# How to reconstruct RF signal using IQ data

I have a complex IQ signal: $s = X + Yi$. I know my original $f_0$ was $5\textrm{ MHz}$.

I can calculate the magnitude/amplitude of $s$: $A = \sqrt{X^2 + Y^2}$ and phase, $\phi = \arctan\left(\frac YX\right)$

But how can I reconstruct the signal using this frequency, amplitude and phase data?

I need the output as a time varying signal which incorporates the amplitude and phase information from the IQ data. I have found this:

The reconstruction of RF-data from IQ-data is straightforward. It is a reversal of the complex demodulation in the previous section. The decimation is reversed by interpolation. The low- pass filter cannot be reversed, but should be chosen without loss of information in the first place. The down mixing is reversed by up mixing. At last, the RF-signal is found by taking the real-value of the complex up-mixed signal.

But I could really do with a worked example.

EDIT:

This MATLAB code appears to do what I want:

IQ = resample(IQ,downsampl,1);

[Z,X] = size(IQ);
time = [0:Z-1]'*1/F * ones(1,X);

signal = IQ .* exp(+2*pi*i*time*carrier);

signal = real(signal);


where resample resamples IQ at downsampl/1 times.
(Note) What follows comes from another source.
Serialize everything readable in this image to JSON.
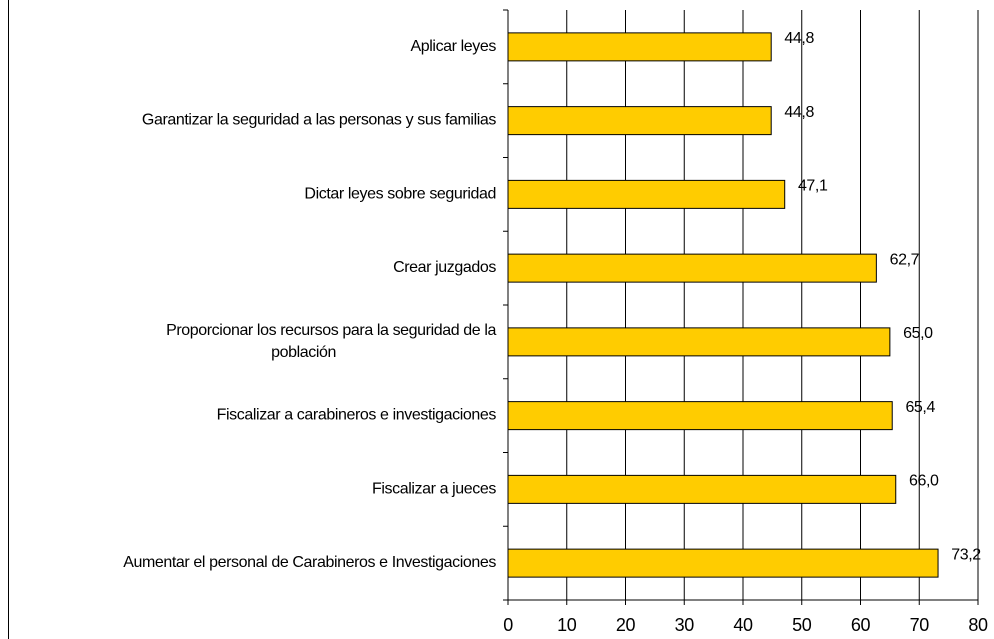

It is not clear to me what I should use for downsampl and what F is?

The RF signal $r(t)$ is obtained from the complex baseband (IQ) signal $s(t)=x(t)+jy(t)$ in the following way:

$$r(t)=\text{Re}\{s(t)e^{j\omega_0t}\}\tag{1}$$

where $\omega_0$ is the carrier frequency (in rad/s). There are two other equivalent representations of $(1)$, where I use $s(t)=x(t)+jy(t)=a(t)e^{j\phi(t)}$:

\begin{align}r(t)&=x(t)\cos(\omega_0t)-y(t)\sin(\omega_0t)\tag{2}\\ r(t)&=a(t)\cos(\omega_0t+\phi(t))\tag{3}\end{align}

Eq. $(2)$ shows that the I- and Q-components are both modulated by orthogonal carriers, whereas $(3)$ shows that $r(t)$ generally exhibits amplitude modulation as well as phase modulation.
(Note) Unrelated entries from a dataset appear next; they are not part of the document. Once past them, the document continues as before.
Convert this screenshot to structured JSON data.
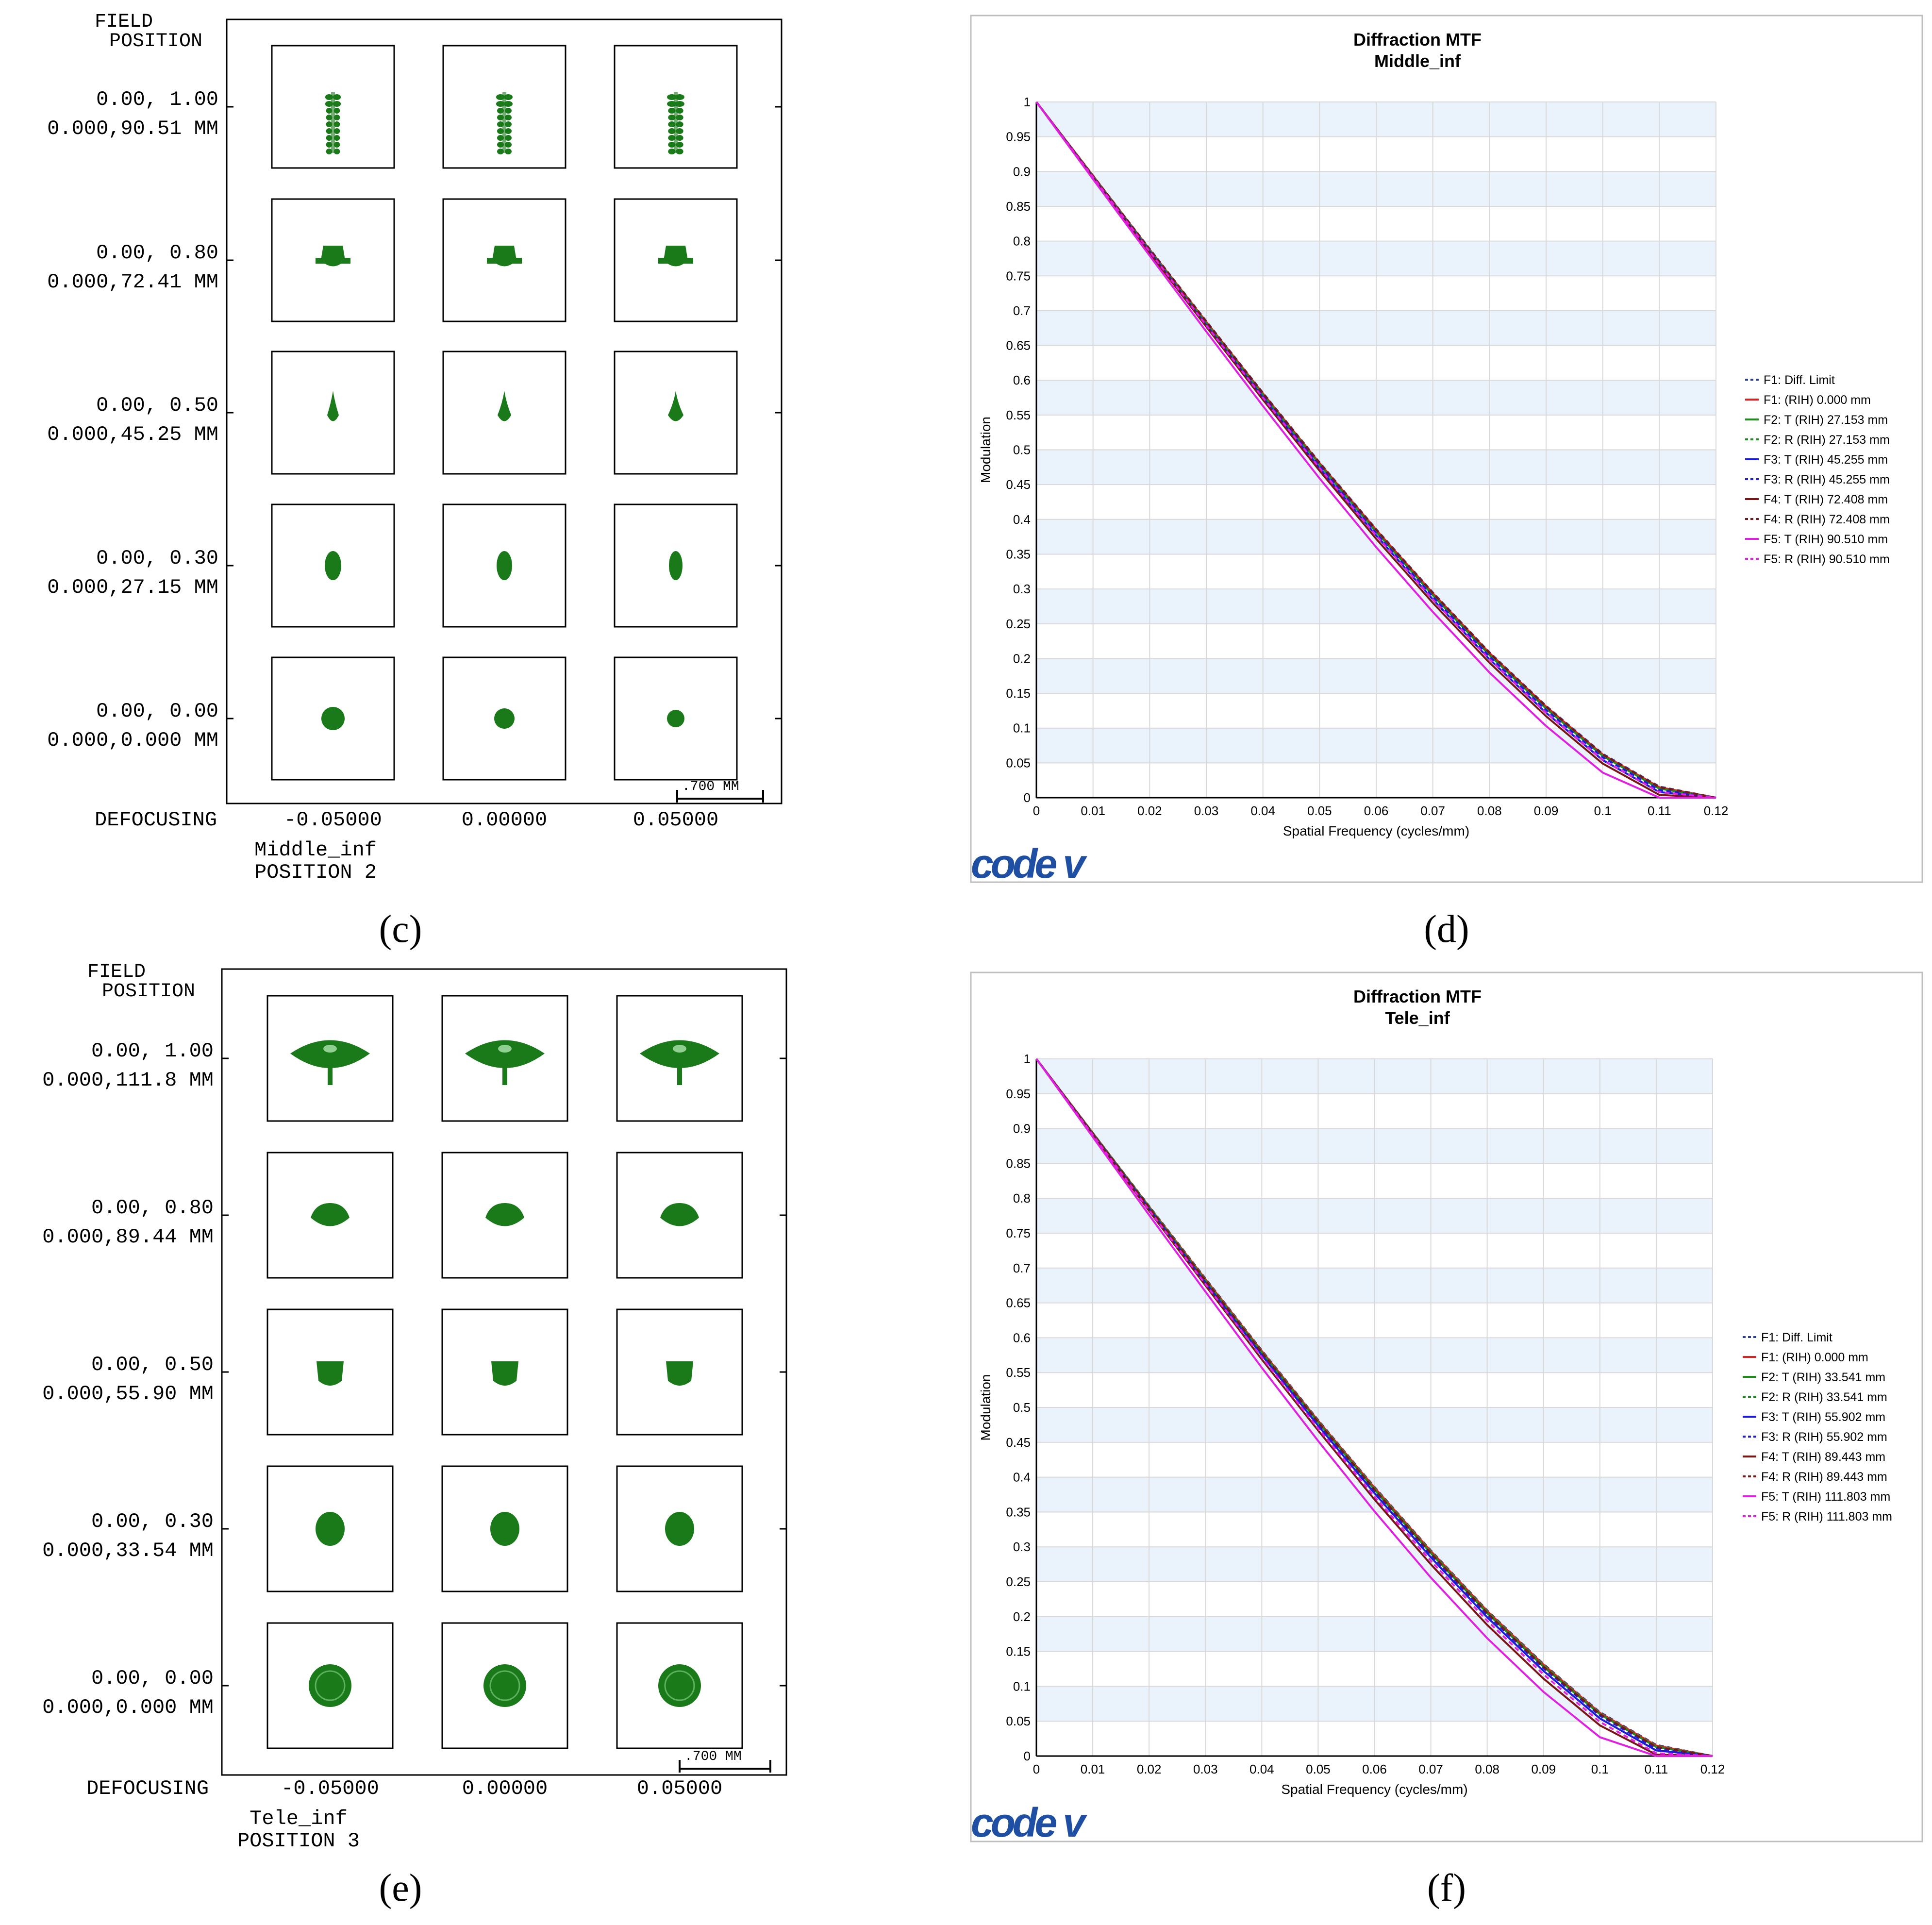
{
  "panels": {
    "c": {
      "caption": "(c)",
      "header": [
        "FIELD",
        "POSITION"
      ],
      "rows": [
        {
          "l1": "0.00, 1.00",
          "l2": "0.000,90.51 MM"
        },
        {
          "l1": "0.00, 0.80",
          "l2": "0.000,72.41 MM"
        },
        {
          "l1": "0.00, 0.50",
          "l2": "0.000,45.25 MM"
        },
        {
          "l1": "0.00, 0.30",
          "l2": "0.000,27.15 MM"
        },
        {
          "l1": "0.00, 0.00",
          "l2": "0.000,0.000 MM"
        }
      ],
      "defocus_label": "DEFOCUSING",
      "defocus": [
        "-0.05000",
        "0.00000",
        "0.05000"
      ],
      "scale_label": ".700  MM",
      "config": "Middle_inf",
      "position": "POSITION 2"
    },
    "e": {
      "caption": "(e)",
      "header": [
        "FIELD",
        "POSITION"
      ],
      "rows": [
        {
          "l1": "0.00, 1.00",
          "l2": "0.000,111.8 MM"
        },
        {
          "l1": "0.00, 0.80",
          "l2": "0.000,89.44 MM"
        },
        {
          "l1": "0.00, 0.50",
          "l2": "0.000,55.90 MM"
        },
        {
          "l1": "0.00, 0.30",
          "l2": "0.000,33.54 MM"
        },
        {
          "l1": "0.00, 0.00",
          "l2": "0.000,0.000 MM"
        }
      ],
      "defocus_label": "DEFOCUSING",
      "defocus": [
        "-0.05000",
        "0.00000",
        "0.05000"
      ],
      "scale_label": ".700  MM",
      "config": "Tele_inf",
      "position": "POSITION 3"
    },
    "d": {
      "caption": "(d)",
      "logo": "code v"
    },
    "f": {
      "caption": "(f)",
      "logo": "code v"
    }
  },
  "spot_color": "#1a7a1a",
  "chart_data": [
    {
      "id": "d",
      "type": "line",
      "title": "Diffraction MTF",
      "subtitle": "Middle_inf",
      "xlabel": "Spatial Frequency (cycles/mm)",
      "ylabel": "Modulation",
      "xlim": [
        0,
        0.12
      ],
      "ylim": [
        0,
        1
      ],
      "xticks": [
        "0",
        "0.01",
        "0.02",
        "0.03",
        "0.04",
        "0.05",
        "0.06",
        "0.07",
        "0.08",
        "0.09",
        "0.1",
        "0.11",
        "0.12"
      ],
      "yticks": [
        "0",
        "0.05",
        "0.1",
        "0.15",
        "0.2",
        "0.25",
        "0.3",
        "0.35",
        "0.4",
        "0.45",
        "0.5",
        "0.55",
        "0.6",
        "0.65",
        "0.7",
        "0.75",
        "0.8",
        "0.85",
        "0.9",
        "0.95",
        "1"
      ],
      "x": [
        0,
        0.01,
        0.02,
        0.03,
        0.04,
        0.05,
        0.06,
        0.07,
        0.08,
        0.09,
        0.1,
        0.11,
        0.12
      ],
      "series": [
        {
          "name": "F1: Diff. Limit",
          "color": "#2a3d8f",
          "dash": true,
          "values": [
            1,
            0.894,
            0.789,
            0.685,
            0.582,
            0.482,
            0.386,
            0.295,
            0.209,
            0.132,
            0.063,
            0.016,
            0
          ]
        },
        {
          "name": "F1: (RIH) 0.000 mm",
          "color": "#e02020",
          "dash": false,
          "values": [
            1,
            0.894,
            0.788,
            0.684,
            0.581,
            0.481,
            0.385,
            0.294,
            0.208,
            0.131,
            0.062,
            0.015,
            0
          ]
        },
        {
          "name": "F2: T (RIH) 27.153 mm",
          "color": "#1e8c1e",
          "dash": false,
          "values": [
            1,
            0.893,
            0.787,
            0.682,
            0.579,
            0.479,
            0.382,
            0.291,
            0.205,
            0.128,
            0.06,
            0.013,
            0
          ]
        },
        {
          "name": "F2: R (RIH) 27.153 mm",
          "color": "#1e8c1e",
          "dash": true,
          "values": [
            1,
            0.894,
            0.788,
            0.683,
            0.58,
            0.48,
            0.384,
            0.293,
            0.207,
            0.13,
            0.061,
            0.014,
            0
          ]
        },
        {
          "name": "F3: T (RIH) 45.255 mm",
          "color": "#1c1cd6",
          "dash": false,
          "values": [
            1,
            0.892,
            0.785,
            0.679,
            0.575,
            0.474,
            0.377,
            0.285,
            0.199,
            0.122,
            0.054,
            0.008,
            0
          ]
        },
        {
          "name": "F3: R (RIH) 45.255 mm",
          "color": "#1c1cd6",
          "dash": true,
          "values": [
            1,
            0.893,
            0.786,
            0.681,
            0.577,
            0.477,
            0.38,
            0.289,
            0.203,
            0.126,
            0.058,
            0.011,
            0
          ]
        },
        {
          "name": "F4: T (RIH) 72.408 mm",
          "color": "#7a1515",
          "dash": false,
          "values": [
            1,
            0.891,
            0.783,
            0.677,
            0.572,
            0.47,
            0.372,
            0.28,
            0.194,
            0.117,
            0.049,
            0.004,
            0
          ]
        },
        {
          "name": "F4: R (RIH) 72.408 mm",
          "color": "#7a1515",
          "dash": true,
          "values": [
            1,
            0.894,
            0.788,
            0.684,
            0.581,
            0.481,
            0.385,
            0.294,
            0.208,
            0.131,
            0.062,
            0.015,
            0
          ]
        },
        {
          "name": "F5: T (RIH) 90.510 mm",
          "color": "#e020e0",
          "dash": false,
          "values": [
            1,
            0.889,
            0.779,
            0.67,
            0.563,
            0.459,
            0.36,
            0.267,
            0.18,
            0.103,
            0.036,
            0,
            0
          ]
        },
        {
          "name": "F5: R (RIH) 90.510 mm",
          "color": "#e020e0",
          "dash": true,
          "values": [
            1,
            0.892,
            0.785,
            0.679,
            0.575,
            0.474,
            0.377,
            0.285,
            0.199,
            0.122,
            0.054,
            0.008,
            0
          ]
        }
      ]
    },
    {
      "id": "f",
      "type": "line",
      "title": "Diffraction MTF",
      "subtitle": "Tele_inf",
      "xlabel": "Spatial Frequency (cycles/mm)",
      "ylabel": "Modulation",
      "xlim": [
        0,
        0.12
      ],
      "ylim": [
        0,
        1
      ],
      "xticks": [
        "0",
        "0.01",
        "0.02",
        "0.03",
        "0.04",
        "0.05",
        "0.06",
        "0.07",
        "0.08",
        "0.09",
        "0.1",
        "0.11",
        "0.12"
      ],
      "yticks": [
        "0",
        "0.05",
        "0.1",
        "0.15",
        "0.2",
        "0.25",
        "0.3",
        "0.35",
        "0.4",
        "0.45",
        "0.5",
        "0.55",
        "0.6",
        "0.65",
        "0.7",
        "0.75",
        "0.8",
        "0.85",
        "0.9",
        "0.95",
        "1"
      ],
      "x": [
        0,
        0.01,
        0.02,
        0.03,
        0.04,
        0.05,
        0.06,
        0.07,
        0.08,
        0.09,
        0.1,
        0.11,
        0.12
      ],
      "series": [
        {
          "name": "F1: Diff. Limit",
          "color": "#2a3d8f",
          "dash": true,
          "values": [
            1,
            0.894,
            0.789,
            0.685,
            0.582,
            0.482,
            0.386,
            0.295,
            0.209,
            0.132,
            0.063,
            0.016,
            0
          ]
        },
        {
          "name": "F1: (RIH) 0.000 mm",
          "color": "#e02020",
          "dash": false,
          "values": [
            1,
            0.894,
            0.788,
            0.684,
            0.581,
            0.481,
            0.385,
            0.294,
            0.208,
            0.131,
            0.062,
            0.015,
            0
          ]
        },
        {
          "name": "F2: T (RIH) 33.541 mm",
          "color": "#1e8c1e",
          "dash": false,
          "values": [
            1,
            0.893,
            0.787,
            0.682,
            0.579,
            0.479,
            0.382,
            0.291,
            0.205,
            0.128,
            0.06,
            0.013,
            0
          ]
        },
        {
          "name": "F2: R (RIH) 33.541 mm",
          "color": "#1e8c1e",
          "dash": true,
          "values": [
            1,
            0.894,
            0.788,
            0.683,
            0.58,
            0.48,
            0.384,
            0.293,
            0.207,
            0.13,
            0.061,
            0.014,
            0
          ]
        },
        {
          "name": "F3: T (RIH) 55.902 mm",
          "color": "#1c1cd6",
          "dash": false,
          "values": [
            1,
            0.892,
            0.785,
            0.679,
            0.575,
            0.474,
            0.377,
            0.285,
            0.199,
            0.122,
            0.054,
            0.008,
            0
          ]
        },
        {
          "name": "F3: R (RIH) 55.902 mm",
          "color": "#1c1cd6",
          "dash": true,
          "values": [
            1,
            0.893,
            0.786,
            0.681,
            0.577,
            0.477,
            0.38,
            0.289,
            0.203,
            0.126,
            0.058,
            0.011,
            0
          ]
        },
        {
          "name": "F4: T (RIH) 89.443 mm",
          "color": "#7a1515",
          "dash": false,
          "values": [
            1,
            0.891,
            0.782,
            0.675,
            0.569,
            0.467,
            0.368,
            0.275,
            0.188,
            0.111,
            0.044,
            0.002,
            0
          ]
        },
        {
          "name": "F4: R (RIH) 89.443 mm",
          "color": "#7a1515",
          "dash": true,
          "values": [
            1,
            0.893,
            0.787,
            0.682,
            0.579,
            0.479,
            0.382,
            0.291,
            0.205,
            0.128,
            0.06,
            0.013,
            0
          ]
        },
        {
          "name": "F5: T (RIH) 111.803 mm",
          "color": "#e020e0",
          "dash": false,
          "values": [
            1,
            0.888,
            0.776,
            0.666,
            0.557,
            0.452,
            0.351,
            0.256,
            0.169,
            0.092,
            0.027,
            0,
            0
          ]
        },
        {
          "name": "F5: R (RIH) 111.803 mm",
          "color": "#e020e0",
          "dash": true,
          "values": [
            1,
            0.891,
            0.783,
            0.677,
            0.572,
            0.47,
            0.372,
            0.28,
            0.194,
            0.117,
            0.049,
            0.004,
            0
          ]
        }
      ]
    }
  ]
}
The quote in your question suggests that in the respective text the signals are all represented as discrete-time signals, hence the decimation and interpolation stages.
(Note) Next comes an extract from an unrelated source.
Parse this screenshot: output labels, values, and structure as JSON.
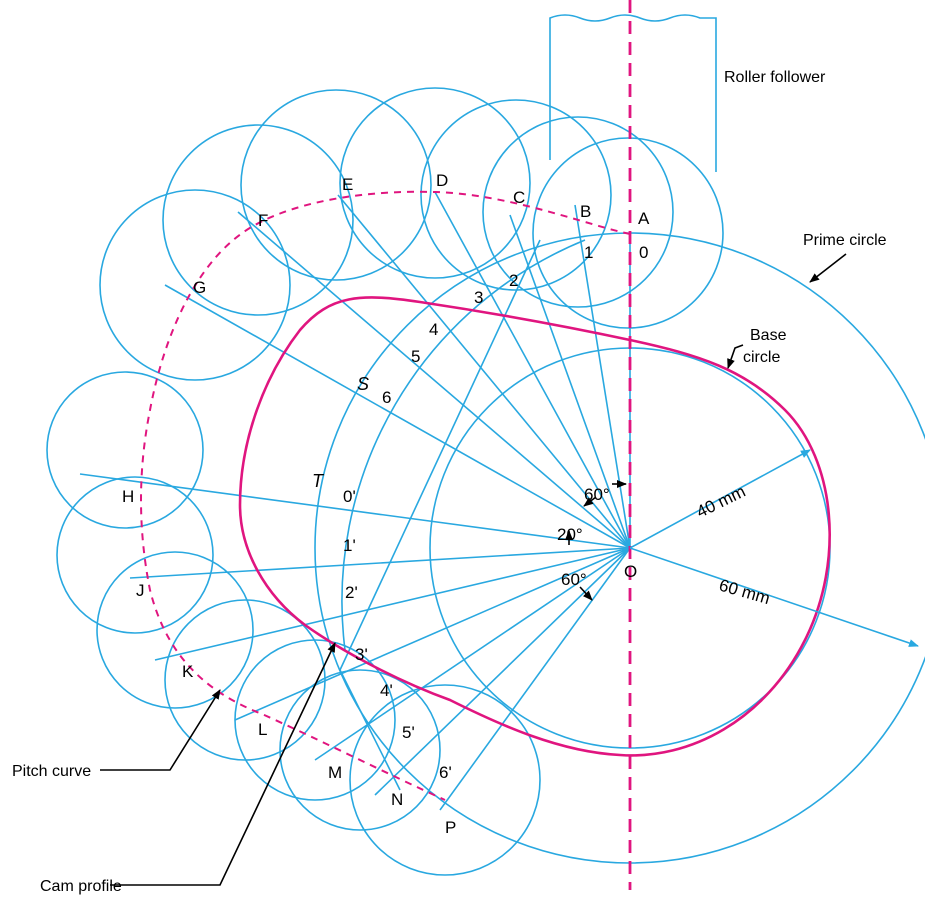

• Ok. I understand above. I think I can use: I=real(s) Q=imag(s) fc = 5000000; % Carrier frequency in Hz C1 = I .* sin(2*pi * fc * t); C2 = Q .* cos(2*pi * fc * t); rf = C1 + C2; but what to use for t? – 2one Aug 16 '16 at 16:35
• @2one: If $B$ is the bandwidth of $s(t)$, and if you want to satisfy the Nyquist sampling theorem, you must sample at $f_s>2(f_c+B)$. Then you sample by setting $t=n/f_s$ with integer $n$. – Matt L. Aug 16 '16 at 17:40
• @2one: If the answer was helpful, please accept it by clicking on the check mark to its left. – Matt L. Aug 16 '16 at 17:53
• please could you help me with the question edit? – 2one Aug 17 '16 at 9:31
• @2one: I can't say much more than I did in my previous comment. You have to know the bandwidth of your IQ data, you have to know the sampling rate of the IQ data, and the frequency of the carrier. You choose the new sampling frequency according to the formula in my previous comment. E.g., if the RF sampling frequency is 20MHz and the IQ sampling frequency is 2 MHz, then the upsampling/interpolation factor is 10. And F in your code is the new sampling frequency (20 MHz in my example). – Matt L. Aug 17 '16 at 11:26

Just use the received I/Q signal $X(t) + jY(t)$ directly, and feed it back directly to your RF IQ mixer/upconverter.

Signal to transmit = $X(t)cos(2\pi f_0t) - Y(t)sin(2\pi f_0t)$